TJMG 5009074-66.2021.8.13.0471

Rel. Marcio Idalmo Santos Miranda1ª Câmara Cíveljulgado em 2025-02-11publicado em 2025-02-19
TRIBUTÁRIO
EMENTA: DIREITO CONSTITUCIONAL E ADMINISTRATIVO "SANCIONADOR". APELAÇÃO CÍVEL - AÇÃO CIVIL PÚBLICA POR ATO DE IMPROBIDADE ADMINISTRATIVA - AGENTE POLÍTICO - USO INDEVIDO DE VERBAS INDENIZATÓRIAS - CONDUTA PASSÍVEL DE CONFIGURAÇÃO DE IMPROBIDADE ADMINISTRATIVA. COMPROVAÇÃO DO DOLO ESPECÍFICO E DO PREJUÍZO AO ERÁRIO. PRÁTICA DOLOSA CARACTERIZADA. SENTENÇA DE PROCEDÊNCIA MANTIDA. 1. A Lei n.º 14.230/2021, que alterou significativamente a Lei n.º 8.429/92 (Lei de Improbidade Administrativa), incorporou aos casos nela previstos os princípios do "Direito Administrativo Sancionador", reforçando o caráter punitivo e repressivo do estatuto normativo. Entre as mudanças, consolidou-se a exigência de comprovação de dolo específico para a configuração de atos ímprobos, nos termos do artigo 1.º, § 4.º, e do artigo 17-D, "caput", da norma. 2. O Supremo Tribunal Federal, ao julgar o Tema n.º 1.199 de Repercussão Geral no Recurso Extraordinário n.º 843.989/PR, consolidou as teses de que: (I) a tipificação dos atos de improbidade administrativa exige a presença do elemento subjetivo dolo nos artigos 9.º, 10 e 11 da LIA; (II) a revogação da modalidade culposa pela Lei n.º 14.230/2021 é irretroativa; (III) a nova Lei aplica-se aos atos culposos ainda não transitados em julgado na vigência da legislação anterior, condicionando-se à análise do dolo; (IV) o novo regime prescricional é irretroativo, aplicando-se a partir da publicação da Lei. 3. Caso em que comprovado nos autos ter o Agente Político se utilizado, de forma dolosa, de verbas indenizatórias destinadas à aquisição de combustíveis e manutenção veicular, em valores manifestamente excessivos e dissociados do interesse público.
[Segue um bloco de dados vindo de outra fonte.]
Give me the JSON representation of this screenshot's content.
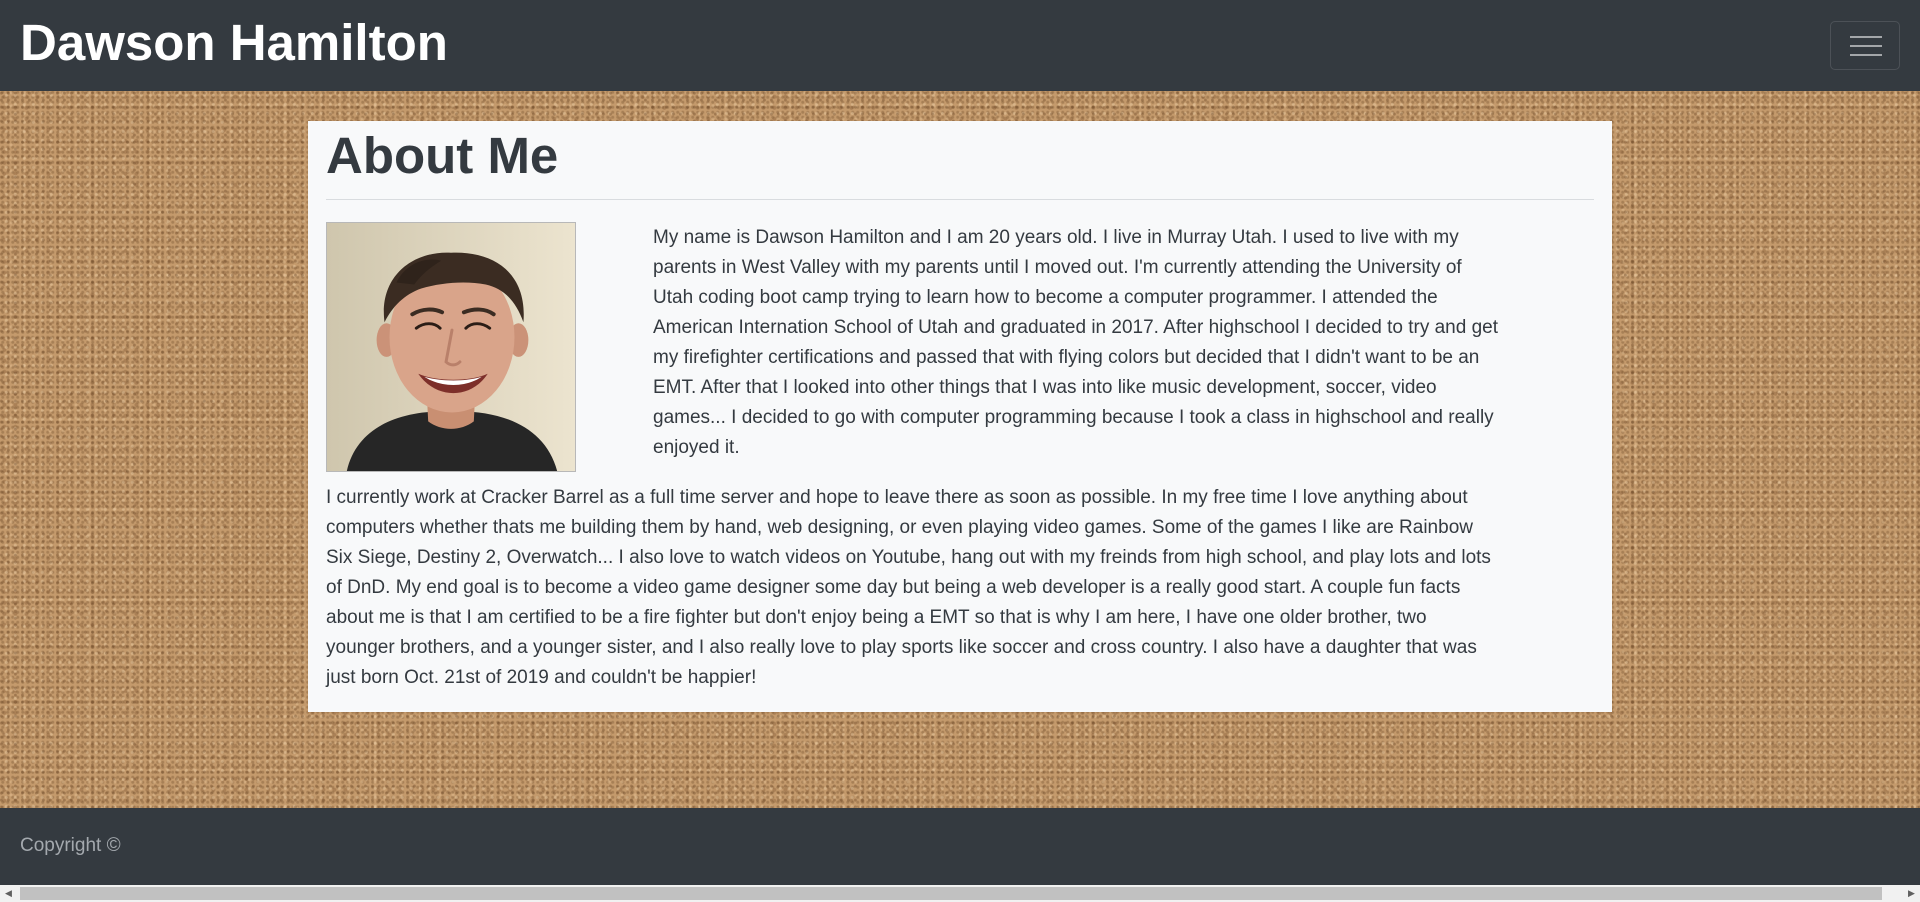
{
  "navbar": {
    "brand": "Dawson Hamilton",
    "toggler_icon": "hamburger-menu-icon"
  },
  "main": {
    "title": "About Me",
    "photo_icon": "profile-photo",
    "paragraphs": [
      "My name is Dawson Hamilton and I am 20 years old. I live in Murray Utah. I used to live with my parents in West Valley with my parents until I moved out. I'm currently attending the University of Utah coding boot camp trying to learn how to become a computer programmer. I attended the American Internation School of Utah and graduated in 2017. After highschool I decided to try and get my firefighter certifications and passed that with flying colors but decided that I didn't want to be an EMT. After that I looked into other things that I was into like music development, soccer, video games... I decided to go with computer programming because I took a class in highschool and really enjoyed it.",
      "I currently work at Cracker Barrel as a full time server and hope to leave there as soon as possible. In my free time I love anything about computers whether thats me building them by hand, web designing, or even playing video games. Some of the games I like are Rainbow Six Siege, Destiny 2, Overwatch... I also love to watch videos on Youtube, hang out with my freinds from high school, and play lots and lots of DnD. My end goal is to become a video game designer some day but being a web developer is a really good start. A couple fun facts about me is that I am certified to be a fire fighter but don't enjoy being a EMT so that is why I am here, I have one older brother, two younger brothers, and a younger sister, and I also really love to play sports like soccer and cross country. I also have a daughter that was just born Oct. 21st of 2019 and couldn't be happier!"
    ]
  },
  "footer": {
    "text": "Copyright ©"
  },
  "scrollbar": {
    "left_icon": "scroll-left-arrow-icon",
    "right_icon": "scroll-right-arrow-icon"
  },
  "colors": {
    "navbar_bg": "#343a40",
    "card_bg": "#f8f9fa",
    "text": "#343a40",
    "background_texture": "#c49a6c"
  }
}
O desvio reiterado dessas verbas públicas, sem comprovação específica e vinculada à atividade parlamentar, configura ato de improbidade administrativa nos termos dos artigos 9.º, inciso XII, e 10, caput, da Lei n.º 8.429/92, dado o dolo específico e o prejuízo ao erário. 4. Sendo as sanções impostas pela sentença proporcionais à gravidade dos fatos apurados, atendendo aos princípios da razoabilidade e proporcionalidade, tendo em vista a extensão do dano ao erário e a violação aos princípios da moralidade e economicidade.